Однажды зимней ночью ему в голову пришла идея: есть, кажется, возможность обойтись без хлорофилла — не быть же всегда у природы в плену! Обойтись совсем без зеленых листьев. Будто бы очевидно: можно построить свой катализатор только из неорганических продуктов. Надо попробовать, проверить. Надо узнать, будет ли катализатор нового состава действовать в фильтре. Но как… как это пробовать без света?
Кончился март, а на дворе не прекращалась метель. Облака и снег; всё стоят мутные дни, темные по-зимнему вечера.
Лисицын, вздохнув, подумал о старой лаборатории. С неудовольствием посмотрел на керосиновую лампочку перед собой: другого освещения в доме Марины Петровны не было. Подумал о ярких дуговых лампах. Протянул руку, подкрутил фитиль, прибавил огня, развернул на столе тетрадь.
В этой тетради — такая толстая, в коленкоровом, как книга, переплете — он каждый день записывал и работу сегодняшнего дня и шаг за шагом повторял расчеты прежних лет. Сейчас закончил раздел «Синтез на солнечном свету» и начал писать «Выпаривание растворов в градирне».
Временами ему становилось тоскливо.
Раньше он не знал этого чувства. Теперь накатывалось сразу, внезапно: вот проходит жизнь, а кто ему ласковое слово скажет? Да кому он нужен — не труд его, конечно, а сам он, Владимир Лисицын? В часы таких мыслей хотелось бежать куда-то; даже возможность работать не радовала. Иногда и заимка оживала в памяти, тайга, певучий голос Дарьи: «Ну что ты, паря? Душа-то, поди, человечья!»
Он уходил на Волгу, садился на берегу. Там не было ощущения тягостного одиночества.
…Взломался, прошел лед. Разлилась Волга — широко залила другой берег. Текла, мчалась вода, желтовато-мутная, бугристая, несла прошлогоднюю траву и щепки.
Лисицын подолгу смотрел на пробегающую в необозримом просторе воду. Смотрел и чувствовал себя тоже мчащейся частицей, крупинкой в потоке сотен поколений. «Какие там снеговые вершины! — думал он. — Чепуха, самообман». И чувствовал, что струя, в которой он мчится, — это русский народ. Народ древний, народ больших дел, большого сердца, великих страданий. Та женщина, что шла в Нижнем Новгороде с двумя голодными детьми, и она — русская женщина. Как страшно тогда она взглянула! А сколько таких детей, таких женщин прошло на берегах Волги за всю историю народа, за века!
«Она сказала о помещике, — вдруг вспомнилось Лисицыну: — что было, забрал последнее, и останнюю корову за недоимки со двора свели».
— Скоты, — выругался он вслух, — поганые травы!
Нет, подумал, лишь бы работу над открытием закончить. И лишь бы аппараты для синтеза принадлежали не богачам. В этом — главное условие. Тогда все должно стать по-иному.
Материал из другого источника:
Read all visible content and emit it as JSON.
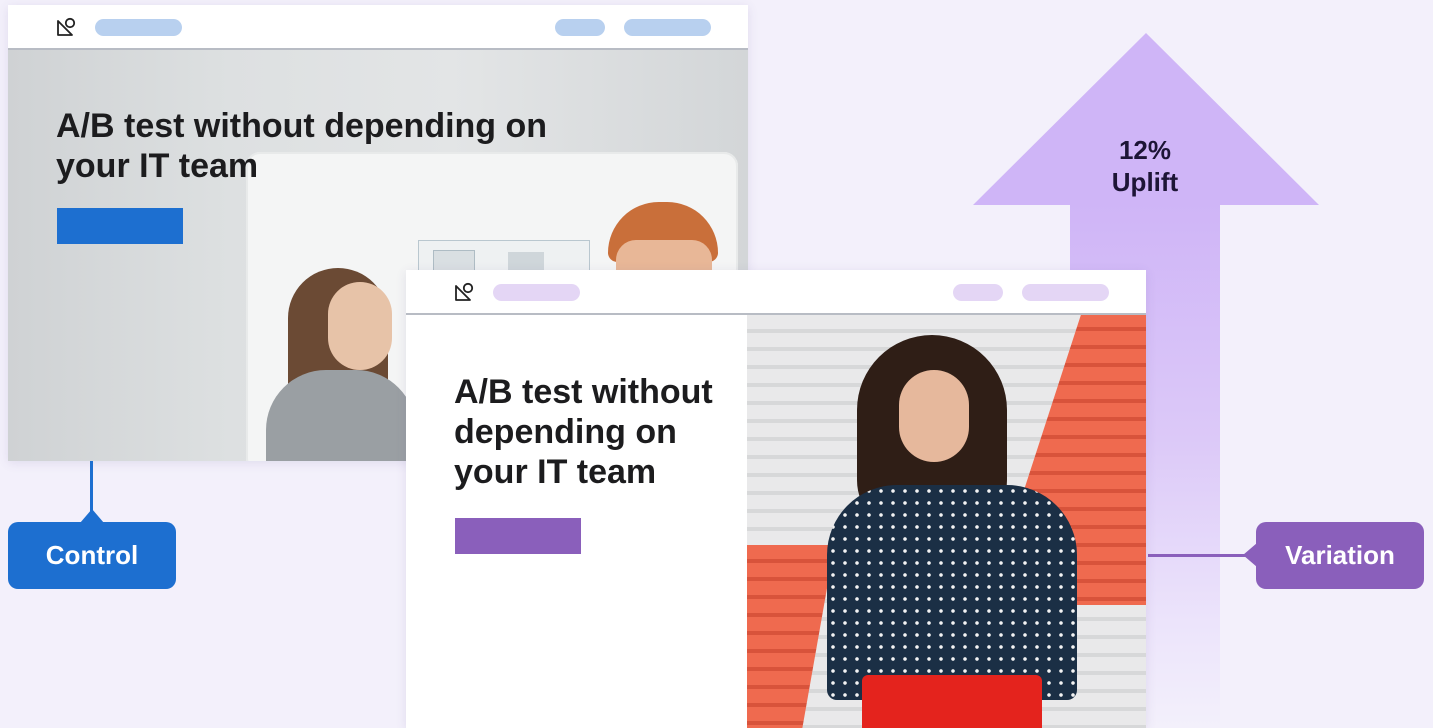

Он нагнулся, поднял камешек, бросил его в воду. Расходящиеся круги не получились — поверхность воды только всколыхнулась слегка. А там, где камешек упал, закрутился маленький водоворот.
«Но самое трудное, — подумал Лисицын, — как это сделать — уберечь сокровища от хищников. Не в мечтах, не в далеком будущем, а вот теперь, реально: допустим, аппараты, например, готовы — как передать их честным простым людям? Да так передать, чтобы никто не отнял? К царю, что ли, итти? К великому князю? Э-э, знаем этих благодетелей!»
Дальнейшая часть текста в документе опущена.